The Soviet Economy

TIMES are bad, according to the Soviet people. An official government poll indicates an astonishing 90 percent of those surveyed believe the economy is in bad to critical condition. Virtually all the accepted performance indicators suggest there is no growth and that a recession may already be under way. Top Kremlin officials offer little encouragement. The deputy minister in charge of economic reform, Leonid Abalkin, recently launched a conference on the economy by saying that the next two or three years could bring even greater economic hardship. President Gorbachev himself speaks of a crisis situation.

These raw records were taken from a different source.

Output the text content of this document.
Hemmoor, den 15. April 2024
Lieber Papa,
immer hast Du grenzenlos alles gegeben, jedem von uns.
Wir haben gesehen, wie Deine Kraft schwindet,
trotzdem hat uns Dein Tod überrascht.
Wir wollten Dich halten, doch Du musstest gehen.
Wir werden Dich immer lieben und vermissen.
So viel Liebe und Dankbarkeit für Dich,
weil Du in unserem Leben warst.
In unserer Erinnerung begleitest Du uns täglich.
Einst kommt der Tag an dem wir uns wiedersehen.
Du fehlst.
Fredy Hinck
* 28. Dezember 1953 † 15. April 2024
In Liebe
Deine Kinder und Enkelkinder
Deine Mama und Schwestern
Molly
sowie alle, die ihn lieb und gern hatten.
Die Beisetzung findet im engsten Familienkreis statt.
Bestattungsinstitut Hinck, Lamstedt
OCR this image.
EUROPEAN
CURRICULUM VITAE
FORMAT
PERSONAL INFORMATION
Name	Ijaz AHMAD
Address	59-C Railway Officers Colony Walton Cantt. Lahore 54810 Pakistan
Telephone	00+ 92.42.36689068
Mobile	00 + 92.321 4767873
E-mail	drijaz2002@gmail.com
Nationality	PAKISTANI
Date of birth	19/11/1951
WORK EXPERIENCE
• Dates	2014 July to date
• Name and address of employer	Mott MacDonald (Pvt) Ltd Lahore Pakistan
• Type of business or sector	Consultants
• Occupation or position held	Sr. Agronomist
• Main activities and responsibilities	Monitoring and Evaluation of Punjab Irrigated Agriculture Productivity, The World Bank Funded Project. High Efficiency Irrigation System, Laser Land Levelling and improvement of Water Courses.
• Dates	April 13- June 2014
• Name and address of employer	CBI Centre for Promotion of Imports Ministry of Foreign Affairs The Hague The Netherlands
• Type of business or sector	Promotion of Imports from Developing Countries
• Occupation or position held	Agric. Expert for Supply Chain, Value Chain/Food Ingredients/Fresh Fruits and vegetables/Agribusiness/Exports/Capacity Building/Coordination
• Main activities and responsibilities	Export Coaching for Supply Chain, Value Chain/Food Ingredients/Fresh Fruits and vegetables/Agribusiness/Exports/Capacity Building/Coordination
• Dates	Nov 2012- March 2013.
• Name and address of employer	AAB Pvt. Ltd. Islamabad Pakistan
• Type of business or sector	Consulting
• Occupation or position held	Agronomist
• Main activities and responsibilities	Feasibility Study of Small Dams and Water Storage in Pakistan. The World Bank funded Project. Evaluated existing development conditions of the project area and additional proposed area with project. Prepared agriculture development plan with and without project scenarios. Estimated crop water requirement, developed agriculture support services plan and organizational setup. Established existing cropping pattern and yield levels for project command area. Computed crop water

Nevertheless, the Soviet economy does not face imminent collapse. By international standards, it remains strong, if unhealthy.

Although official Soviet figures show nearly 3 percent growth in industrial production for the first half of 1989, they ignore inflation. The Soviet government has quietly admitted to a 2 to 4 percent inflation rate. The Central Intelligence Agency estimates inflation in consumer prices averaged over 5 percent last year, a significant increase over the year before. Some Soviet economists and Western experts believe inflation is now in the 8-10 percent range and rising.

In addition to the lackluster industrial sector, oil and coal production have declined, agriculture is expected to gain only minimally over 1988, and imports and exports have been flat. Shortages of food and consumer goods are compounded by an inefficient distribution system. For the consumer, this means too many rubles chasing too few goods, and long lines for the goods that are available.

The absence of growth would be acceptable in a period of reforms if there were evidence they would eventually result in greater efficiency and productivity. There is little such evidence. Instead, the fear of inflation getting out of hand has caused the leadership to postpone adoption of the most vital part of perestroika - price reform, the key to sustainable improvement.

But one should not be excessively pessimistic about Soviet prospects. A balanced assessment would take into account the inherent strengths of their economy. With its huge oil and gas reserves, the Soviet Union is the only major industrialized nation that is energy self-sufficient, and it has vast supplies of other natural resources including ores, minerals, and precious metals. It must import food to supplement domestic production, but there are adequate supplies at relatively low prices on the world market, and the Soviets can afford to import food. While the gross hard currency debt (around $40 billion) is substantial, it is manageable. In fact, Western bankers would like to lend the Soviets more. The Soviet Union lags behind the West technologically, but its industrial output is impressive. In some areas, such as defense and space, it remains competitive. It has an educated, skilled labor force.

The present inflation rate is comparable to levels experienced by many other industrialized countries in recent years. Much the same can be said about the budget deficit, which has increased greatly since 1986. The seriousness of the deficit problem has been somewhat exaggerated by a lack of understanding about the peculiarities in the Soviet government budget and financial systems. For example, the debts of industrial firms, which in the US would be considered private debt, are included in the overall Soviet budget.

Some of the agricultural reforms seem to be taking hold as farmers get used to making their own decisions about what and when to plant, and how to market their crops. Joint ventures and foreign investment are gradually increasing, although it will be some time before their success can be evaluated. Cooperatives (a euphemism for private businesses) have gained a foothold.

Most importantly, Gorbachev and the leadership seem firmly committed to reform and are pushing forward doggedly. Earlier efforts to reform the Soviet economy were undermined by opposition within the leadership. Restructuring is advocated even in the defense sector, largely on economic grounds. Although reliable estimates cannot now be made, it appears defense spending is being cut.

The clearest sign that economic reform may do better than generally expected is a recently announced government plan that amounts to a stabilization program for 1990. Under it, there would be a reduction in investment for the heavy industries, a shift in production in favor of consumer goods, and a major reduction in the deficit.

Stalinist central planning has failed, and the current system isn't working all that well, but it is much too soon to write off the Soviet economy.